The US Food and Drug Administration announced yesterday the availability of a draft document describing the type of information it recommends that companies provide when they submit a food additive petition for substances intended for use in animal food.

Under the Federal Food, Drug, and Cosmetic Act, FDA must approve food additives before they can be used in animal food.

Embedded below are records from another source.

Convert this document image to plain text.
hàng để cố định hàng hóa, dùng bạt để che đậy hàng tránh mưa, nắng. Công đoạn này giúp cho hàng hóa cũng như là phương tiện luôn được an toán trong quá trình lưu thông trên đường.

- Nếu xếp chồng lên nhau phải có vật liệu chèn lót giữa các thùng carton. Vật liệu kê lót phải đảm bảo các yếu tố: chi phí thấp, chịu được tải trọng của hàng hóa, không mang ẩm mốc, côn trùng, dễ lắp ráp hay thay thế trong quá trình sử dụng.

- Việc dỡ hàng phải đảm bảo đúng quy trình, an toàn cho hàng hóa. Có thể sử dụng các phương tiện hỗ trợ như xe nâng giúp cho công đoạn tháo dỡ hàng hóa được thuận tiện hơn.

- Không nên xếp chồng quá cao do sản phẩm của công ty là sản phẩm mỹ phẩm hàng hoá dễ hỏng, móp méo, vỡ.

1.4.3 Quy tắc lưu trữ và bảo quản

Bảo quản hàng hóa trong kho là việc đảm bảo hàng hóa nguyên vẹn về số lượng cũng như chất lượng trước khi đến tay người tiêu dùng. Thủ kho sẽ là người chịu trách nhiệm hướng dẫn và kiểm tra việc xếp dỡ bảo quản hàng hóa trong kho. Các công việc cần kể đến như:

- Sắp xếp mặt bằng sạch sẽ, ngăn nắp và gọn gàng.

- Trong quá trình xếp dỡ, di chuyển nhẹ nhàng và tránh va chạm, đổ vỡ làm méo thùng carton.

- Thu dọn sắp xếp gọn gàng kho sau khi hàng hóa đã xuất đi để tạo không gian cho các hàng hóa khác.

The draft Guidance for Industry #221, titled “Recommendations for Preparation and Submission of Animal Food Additive Petitions,” recommends that petitioners submit to FDA:

  • Information to identify and characterize the food additive;
  • Information about the manufacturing methods and controls;
  • Data to show the food additive will have its intended effect and the amount of the food additive needed to achieve the intended effect;
  • The proposed labeling;
  • A description of the method or methods used to determine the strength, purity and quality of the food additive;
  • A safety evaluation of the food additive (this includes evaluating the safety to people who eat edible products of animals fed the food additive and the safety to the target animal species);
  • Proposed tolerances for the food additive (this represents the maximum concentration of the additive allowed in edible tissues, for example, in meat, milk and eggs);
  • Proposed food additive regulation describing the conditions under which the additive can be safely used in animal food; and
  • Information to allow FDA to assess the environmental impact from the manufacture, use and disposal of the food additive.


The draft guidance is open for public comment for 60 days, starting on Sept. 11, 2013. Although you can comment on any guidance at any time, to ensure that FDA considers your comment on this draft guidance before it begins work on the final version of the guidance, submit either electronic or written comments on the draft guidance by Nov. 12, 2013.